Story-wise, Mad Max pits Max, largely free of context, against the terrifyingly-codpieced Scabrous Scrotus, Gastown tyrant and one of Immortan Joe’s sons. The game opens with Max planting Scrotus’ own chainsaw into his head, which just makes ol’ Scrotus more of a dick. Max’s journey brings him across a number of grotesque characters, most notably Chumbucket, the hunchbacked blackfinger who serves as Max’s sidekick and mechanic. Chum’s dialogue - as with most of the dialogue - bears all the weird philosophy and ornate turns of phrase you’d want from Mad Max, which miraculously doesn’t even become annoying, given that he rides on the back of your car all the time.
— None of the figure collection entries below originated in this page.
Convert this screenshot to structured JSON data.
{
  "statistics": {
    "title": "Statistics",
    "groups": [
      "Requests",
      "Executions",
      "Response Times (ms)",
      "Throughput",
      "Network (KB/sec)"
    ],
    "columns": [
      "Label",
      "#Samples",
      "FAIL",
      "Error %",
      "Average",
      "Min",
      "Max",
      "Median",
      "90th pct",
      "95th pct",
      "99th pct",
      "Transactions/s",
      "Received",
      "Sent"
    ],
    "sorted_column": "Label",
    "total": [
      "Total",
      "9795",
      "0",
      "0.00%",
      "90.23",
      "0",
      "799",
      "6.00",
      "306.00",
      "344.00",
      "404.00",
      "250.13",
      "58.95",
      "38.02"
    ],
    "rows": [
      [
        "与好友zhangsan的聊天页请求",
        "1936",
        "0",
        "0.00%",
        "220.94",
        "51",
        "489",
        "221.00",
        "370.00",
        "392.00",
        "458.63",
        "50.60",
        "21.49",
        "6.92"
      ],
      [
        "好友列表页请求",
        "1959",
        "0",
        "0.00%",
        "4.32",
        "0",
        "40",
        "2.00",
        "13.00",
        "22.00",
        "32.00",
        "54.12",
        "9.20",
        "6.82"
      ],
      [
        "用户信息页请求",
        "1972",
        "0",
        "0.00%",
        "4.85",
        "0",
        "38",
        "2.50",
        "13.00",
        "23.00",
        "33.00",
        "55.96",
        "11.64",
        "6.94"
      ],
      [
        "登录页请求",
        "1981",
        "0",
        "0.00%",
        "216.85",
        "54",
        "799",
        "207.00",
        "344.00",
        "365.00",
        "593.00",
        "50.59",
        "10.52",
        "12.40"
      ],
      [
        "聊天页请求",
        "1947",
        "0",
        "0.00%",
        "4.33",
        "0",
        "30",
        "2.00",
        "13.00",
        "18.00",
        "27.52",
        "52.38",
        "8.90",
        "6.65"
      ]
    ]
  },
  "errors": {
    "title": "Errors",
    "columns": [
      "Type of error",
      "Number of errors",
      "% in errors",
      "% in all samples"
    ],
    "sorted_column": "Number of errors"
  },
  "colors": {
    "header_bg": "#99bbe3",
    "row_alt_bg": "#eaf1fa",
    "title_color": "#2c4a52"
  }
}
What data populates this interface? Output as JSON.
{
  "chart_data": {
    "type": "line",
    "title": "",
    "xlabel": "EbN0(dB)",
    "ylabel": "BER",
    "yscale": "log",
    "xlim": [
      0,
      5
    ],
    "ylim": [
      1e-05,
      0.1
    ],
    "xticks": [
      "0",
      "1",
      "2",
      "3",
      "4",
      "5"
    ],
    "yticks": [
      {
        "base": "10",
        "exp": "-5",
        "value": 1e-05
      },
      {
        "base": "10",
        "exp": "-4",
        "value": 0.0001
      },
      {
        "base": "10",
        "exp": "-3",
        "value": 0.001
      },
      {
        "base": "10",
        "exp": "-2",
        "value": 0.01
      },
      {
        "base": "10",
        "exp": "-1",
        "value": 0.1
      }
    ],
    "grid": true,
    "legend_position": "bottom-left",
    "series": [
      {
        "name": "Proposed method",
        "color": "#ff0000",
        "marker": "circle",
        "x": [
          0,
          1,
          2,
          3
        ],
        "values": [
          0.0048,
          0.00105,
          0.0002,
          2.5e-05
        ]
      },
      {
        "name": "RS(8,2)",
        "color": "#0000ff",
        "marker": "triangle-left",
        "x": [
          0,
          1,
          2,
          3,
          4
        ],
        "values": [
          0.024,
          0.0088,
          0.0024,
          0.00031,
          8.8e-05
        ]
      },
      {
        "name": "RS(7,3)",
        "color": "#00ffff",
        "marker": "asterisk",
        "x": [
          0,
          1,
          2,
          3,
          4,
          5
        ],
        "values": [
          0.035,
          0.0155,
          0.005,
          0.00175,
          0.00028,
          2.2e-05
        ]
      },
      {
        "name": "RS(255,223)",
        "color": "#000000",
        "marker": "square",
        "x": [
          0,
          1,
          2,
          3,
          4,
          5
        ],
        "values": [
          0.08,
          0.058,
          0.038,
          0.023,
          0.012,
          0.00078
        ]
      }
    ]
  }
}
Sadly, the story missions aren’t as interesting as the characters who send you upon them. Most are essentially the ordinary open-world activities with a little context, and worse still, there comes a point where you realise you’re going to have to do a lot of grinding to move on in the story. It just doesn’t feel right to have Max going around doing other people’s mostly menial errands, but that’s what you’ll be doing a lot of the time, in between random encounters.
I shouldn’t have been surprised to find that Mad Max takes its cues primarily from Fury Road - from the oversaturated colour scheme to the characters (including a disabled female clan leader!), to even the vague geography. It’d be a silly business decision to do any different. But although many of the Fury Road references are in flavour text only (giving the impression it was a late-development change), it kind of bums me out that Mad Max is based directly on that film.
One of the best things about this franchise is how its continuity is spiritual and legendary rather than literal. This game marks the first time anything other than the character and general setting has carried over from title to title. It normalises and codifies the particular weirdness of the movies. Every single thing on those films is unique, and you're constantly being delighted by a new character design or car or stunt. What felt like unique, one-off character designs in the films are now generic, endlessly-respawning enemies in the video game. Mad Max is less bespoke than any of the films it’s based on, which again I blame upon the choice of genre. A game with a firmer directorial hand wouldn’t have this problem.
There are moments when I fucking adore Mad Max, and it feels awkward to attack it for trying too hard. But I really think The WB Open World Game is the wrong genre for the license, or at the very least the wrong application of genre. Mad Max has always been defined by tiny pockets of weirdness in an otherwise barren environment, and this game is way overcrowded with identical sandboxy activities. But it hits the right notes often enough that it’s still worthwhile. Just ignore the bullshit, and you’ll be well on the road to Valhalla, shiny and chrome.